Hayfin Emerald CLO I: 07 September 2018
The assets securing the notes will consist of a portfolio of primarily Senior Obligations, Mezzanine Obligations and High Yield Bonds, and will be managed by Hayfin Emerald Management LLP.
Hayfin Capital Management LLP is a private credit alternative asset manager with approximately €9.6 billion in assets under management as at 31 March 2018. The firm is headquartered in London. In January 2017, British Columbia Investment Management (BCI) acquired the majority institutional shareholding in Hayfin Capital Management LLP to support the long-term growth plan of the company. BCI is a provider of investment management services for British Columbia’s public sector with approximately C$136 billion of managed assets.
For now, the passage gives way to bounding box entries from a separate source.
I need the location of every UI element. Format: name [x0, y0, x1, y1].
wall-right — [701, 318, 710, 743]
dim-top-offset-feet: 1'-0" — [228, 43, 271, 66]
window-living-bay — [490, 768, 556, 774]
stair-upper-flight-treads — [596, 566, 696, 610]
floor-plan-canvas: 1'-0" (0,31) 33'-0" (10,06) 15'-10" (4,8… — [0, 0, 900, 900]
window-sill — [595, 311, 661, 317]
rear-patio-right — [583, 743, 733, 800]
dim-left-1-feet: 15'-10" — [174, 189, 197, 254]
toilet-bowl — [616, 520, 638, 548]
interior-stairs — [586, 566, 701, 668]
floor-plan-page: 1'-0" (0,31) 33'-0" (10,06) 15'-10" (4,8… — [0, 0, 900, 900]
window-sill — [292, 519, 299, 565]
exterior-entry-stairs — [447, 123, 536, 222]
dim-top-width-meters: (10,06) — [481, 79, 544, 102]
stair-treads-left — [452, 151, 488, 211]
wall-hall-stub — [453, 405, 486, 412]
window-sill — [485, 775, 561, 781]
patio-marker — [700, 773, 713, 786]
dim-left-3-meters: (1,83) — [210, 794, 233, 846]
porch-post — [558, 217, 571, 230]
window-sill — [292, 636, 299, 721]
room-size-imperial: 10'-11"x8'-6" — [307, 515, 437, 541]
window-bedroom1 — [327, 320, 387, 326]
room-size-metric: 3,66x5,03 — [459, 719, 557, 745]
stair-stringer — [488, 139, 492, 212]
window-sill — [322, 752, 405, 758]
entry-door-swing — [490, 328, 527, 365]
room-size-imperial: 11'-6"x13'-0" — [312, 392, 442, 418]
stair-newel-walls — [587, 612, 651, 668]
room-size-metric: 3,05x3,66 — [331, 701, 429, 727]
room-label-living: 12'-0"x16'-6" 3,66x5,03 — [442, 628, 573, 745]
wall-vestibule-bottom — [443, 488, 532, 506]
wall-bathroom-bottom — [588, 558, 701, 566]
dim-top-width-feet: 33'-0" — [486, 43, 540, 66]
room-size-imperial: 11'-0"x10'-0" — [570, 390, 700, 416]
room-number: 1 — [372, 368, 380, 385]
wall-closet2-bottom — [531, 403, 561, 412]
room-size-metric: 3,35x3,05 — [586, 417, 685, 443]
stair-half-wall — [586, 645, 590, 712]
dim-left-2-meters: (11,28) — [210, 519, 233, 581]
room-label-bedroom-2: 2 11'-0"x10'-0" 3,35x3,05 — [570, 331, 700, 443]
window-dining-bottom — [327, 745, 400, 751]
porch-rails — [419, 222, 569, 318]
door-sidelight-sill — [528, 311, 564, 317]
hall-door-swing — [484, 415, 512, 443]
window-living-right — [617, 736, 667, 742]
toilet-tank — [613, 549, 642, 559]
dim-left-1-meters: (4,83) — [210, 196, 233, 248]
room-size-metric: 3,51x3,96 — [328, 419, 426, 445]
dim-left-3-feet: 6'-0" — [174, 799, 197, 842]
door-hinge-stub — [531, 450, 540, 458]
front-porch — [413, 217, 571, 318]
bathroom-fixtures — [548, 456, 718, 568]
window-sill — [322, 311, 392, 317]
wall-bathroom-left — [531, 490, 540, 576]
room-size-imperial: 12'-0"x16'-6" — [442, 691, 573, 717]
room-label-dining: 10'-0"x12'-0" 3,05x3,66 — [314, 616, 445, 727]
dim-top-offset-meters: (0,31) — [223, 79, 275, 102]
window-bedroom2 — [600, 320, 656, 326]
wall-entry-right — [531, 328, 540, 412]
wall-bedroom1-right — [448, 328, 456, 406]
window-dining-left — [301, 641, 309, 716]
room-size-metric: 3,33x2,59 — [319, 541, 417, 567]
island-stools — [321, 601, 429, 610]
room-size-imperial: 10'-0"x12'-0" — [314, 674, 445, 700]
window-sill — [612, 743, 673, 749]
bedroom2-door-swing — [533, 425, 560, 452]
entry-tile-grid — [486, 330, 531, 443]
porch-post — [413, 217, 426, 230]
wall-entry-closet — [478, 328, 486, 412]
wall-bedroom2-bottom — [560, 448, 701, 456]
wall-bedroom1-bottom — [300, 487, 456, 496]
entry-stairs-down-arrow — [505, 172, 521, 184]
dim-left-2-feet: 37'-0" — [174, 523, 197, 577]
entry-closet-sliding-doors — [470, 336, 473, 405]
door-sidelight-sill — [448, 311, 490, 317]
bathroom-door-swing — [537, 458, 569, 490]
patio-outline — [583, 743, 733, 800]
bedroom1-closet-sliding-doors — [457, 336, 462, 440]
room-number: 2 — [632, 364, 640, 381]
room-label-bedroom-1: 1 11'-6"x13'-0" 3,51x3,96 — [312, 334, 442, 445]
Eligibility criteria (includes): it is a Secured Senior Obligation, a Corporate Rescue Loan, an Unsecured Senior Obligation, a Mezzanine Obligation, a Second Lien Loan or a High Yield Bond (in each case, which is not a sub-participation of a sub-participation); it is not a Defaulted Obligation or a Credit Risk Obligation; it is not a lease; it is not a Structured Finance Security or a Synthetic Security; it is not a Zero Coupon Security or Step-Up Coupon Security; other than in the case of a Corporate Rescue Loan, it has an Fitch Rating of not lower than “CCC-” and a Moody’s Rating of not lower than “Caa3”; is an obligation of an Obligor or Obligors Domiciled in a Non-Emerging Market Country (as determined by the Collateral Manager acting on behalf of the Issuer); it is not a Project Finance Loan; it has a minimum purchase price of 60.0 per cent of the Principal Balance.
The Issuer anticipates that, by the Issue Date, it will have purchased or committed to purchase Collateral Obligations, the Aggregate Principal Balance of which is equal to at least €350,000,000 which is approximately 87.5% of the Target Par Amount.
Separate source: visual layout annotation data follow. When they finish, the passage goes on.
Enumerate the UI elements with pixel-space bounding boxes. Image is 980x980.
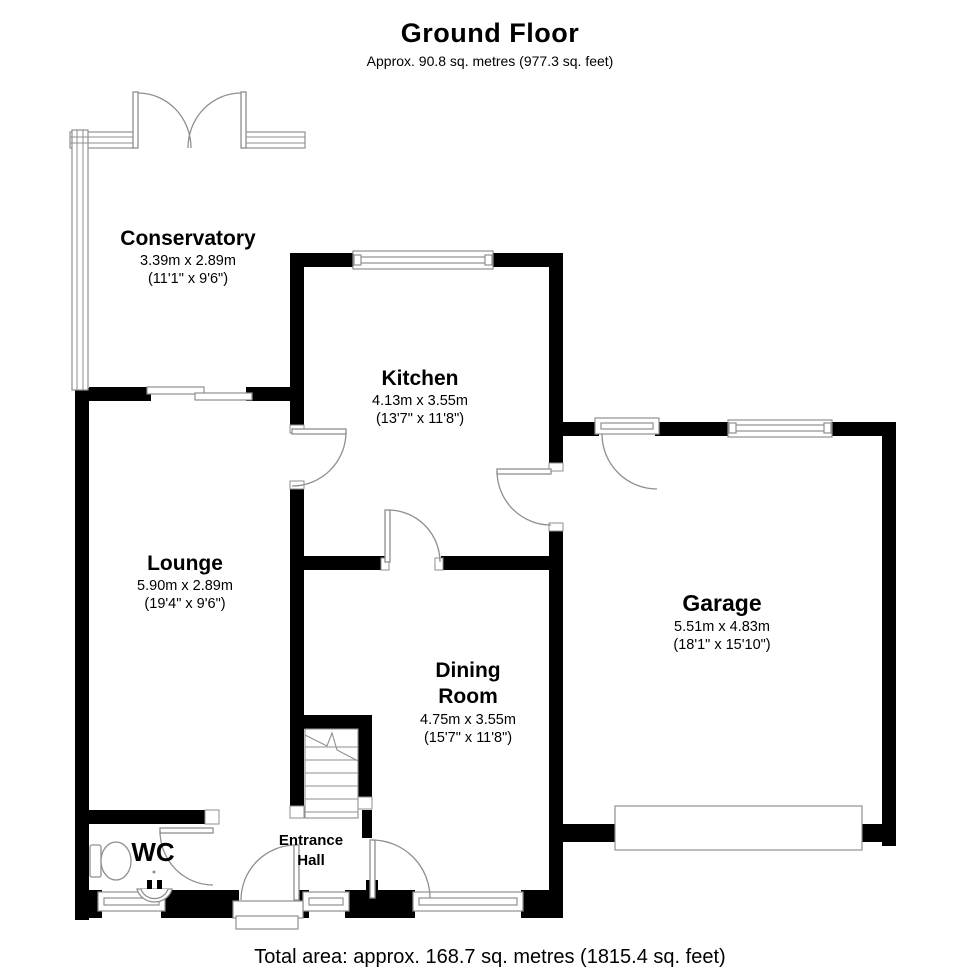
wall <box>89 810 219 824</box>
room-label-garage: Garage 5.51m x 4.83m (18'1" x 15'10") <box>673 589 770 654</box>
floorplan: Ground Floor Approx. 90.8 sq. metres (97… <box>0 0 980 980</box>
french-door-leaf <box>133 92 138 148</box>
room-dims-metric: 3.39m x 2.89m <box>120 252 255 270</box>
door-arc <box>372 840 430 898</box>
page-subtitle: Approx. 90.8 sq. metres (977.3 sq. feet) <box>0 53 980 69</box>
window-cap <box>485 255 492 265</box>
wall <box>75 388 89 920</box>
front-door-step <box>236 916 298 929</box>
page-title: Ground Floor <box>0 18 980 49</box>
door-leaf <box>385 510 390 562</box>
plan-header: Ground Floor Approx. 90.8 sq. metres (97… <box>0 18 980 69</box>
door-arc <box>138 93 191 148</box>
floorplan-drawing <box>0 0 980 980</box>
sliding-door <box>147 387 252 400</box>
door-arc <box>388 510 440 562</box>
jamb <box>290 806 304 818</box>
wall <box>549 422 599 436</box>
staircase <box>305 729 358 818</box>
total-area-text: Total area: approx. 168.7 sq. metres (18… <box>0 946 980 969</box>
sliding-panel <box>195 393 252 400</box>
door-leaf <box>160 828 213 833</box>
room-name: Kitchen <box>372 366 468 392</box>
doors <box>133 92 657 900</box>
room-dims-imperial: (15'7" x 11'8") <box>420 729 516 747</box>
wall <box>290 253 304 431</box>
wall <box>290 556 387 570</box>
room-name: Conservatory <box>120 226 255 252</box>
window-cap <box>824 423 831 433</box>
room-name: Lounge <box>137 551 233 577</box>
room-name: Dining Room <box>423 658 513 711</box>
wall <box>358 715 372 799</box>
sink-tap <box>147 880 152 889</box>
jamb <box>205 810 219 824</box>
room-label-entrance-hall: Entrance Hall <box>271 831 351 870</box>
garage-door <box>615 806 862 850</box>
window-pane <box>309 898 343 905</box>
room-dims-imperial: (19'4" x 9'6") <box>137 595 233 613</box>
toilet-cistern <box>90 845 101 877</box>
window-cap <box>354 255 361 265</box>
sink-drain <box>153 871 156 874</box>
wall <box>655 422 733 436</box>
window-pane <box>735 425 825 431</box>
wall <box>161 890 239 918</box>
wall <box>549 253 563 469</box>
room-label-dining-room: Dining Room 4.75m x 3.55m (15'7" x 11'8"… <box>420 658 516 747</box>
wall <box>89 387 151 401</box>
door-arc <box>497 471 551 525</box>
glazed-wall <box>242 132 305 148</box>
wall <box>882 422 896 846</box>
wall <box>246 387 304 401</box>
room-label-kitchen: Kitchen 4.13m x 3.55m (13'7" x 11'8") <box>372 366 468 429</box>
window-pane <box>419 898 517 905</box>
room-name: Entrance Hall <box>271 831 351 870</box>
wall <box>441 556 563 570</box>
door-leaf <box>370 840 375 898</box>
window-pane <box>360 257 486 263</box>
room-dims-imperial: (13'7" x 11'8") <box>372 410 468 428</box>
door-arc <box>602 434 657 489</box>
room-label-lounge: Lounge 5.90m x 2.89m (19'4" x 9'6") <box>137 551 233 614</box>
jamb <box>358 797 372 809</box>
door-leaf <box>292 429 346 434</box>
glazed-wall <box>72 130 88 390</box>
jamb <box>549 523 563 531</box>
garage-side-door-panel <box>601 423 653 429</box>
room-dims-imperial: (18'1" x 15'10") <box>673 636 770 654</box>
room-dims-metric: 4.75m x 3.55m <box>420 711 516 729</box>
room-dims-metric: 5.90m x 2.89m <box>137 577 233 595</box>
french-door-leaf <box>241 92 246 148</box>
room-label-conservatory: Conservatory 3.39m x 2.89m (11'1" x 9'6"… <box>120 226 255 289</box>
room-dims-metric: 4.13m x 3.55m <box>372 392 468 410</box>
wall <box>345 890 415 918</box>
wall <box>549 527 563 918</box>
jamb <box>435 558 443 570</box>
room-dims-metric: 5.51m x 4.83m <box>673 618 770 636</box>
room-name: WC <box>131 836 174 869</box>
window-cap <box>729 423 736 433</box>
door-arc <box>292 432 346 486</box>
jamb-caps <box>205 425 563 824</box>
room-name: Garage <box>673 589 770 618</box>
room-label-wc: WC <box>131 836 174 869</box>
door-arc <box>188 93 241 148</box>
door-leaf <box>497 469 551 474</box>
wall <box>290 487 304 818</box>
wall <box>362 810 372 838</box>
room-dims-imperial: (11'1" x 9'6") <box>120 270 255 288</box>
toilet-bowl <box>101 842 131 880</box>
wall <box>521 890 563 918</box>
sink-tap <box>157 880 162 889</box>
EU Risk Retention: Hayfin Emerald Management LLP shall act as the Retention Holder for the purposes of the EU Retention Requirements. On the Issue Date the Retention Holder will undertake to subscribe for and retain a material net economic interest in the first loss tranche of not less than 5% of the securitised exposures by subscribing for and holding, on an ongoing basis, and for so long as any Notes are outstanding, Subordinated Notes with a Principal Amount Outstanding equal to not less than 5%.
US Risk Retention: In the LSTA Decision, the Panel held that collateral managers of “open market CLOs” are not “securitisers” or “sponsors” under Section 941 of the Dodd-Frank Act and, therefore, are not subject to risk retention and do not have to comply with the U.S. Risk Retention Rules. However, it is currently uncertain as to whether this transaction will constitute an "open-market CLO" as described in the LSTA Decision.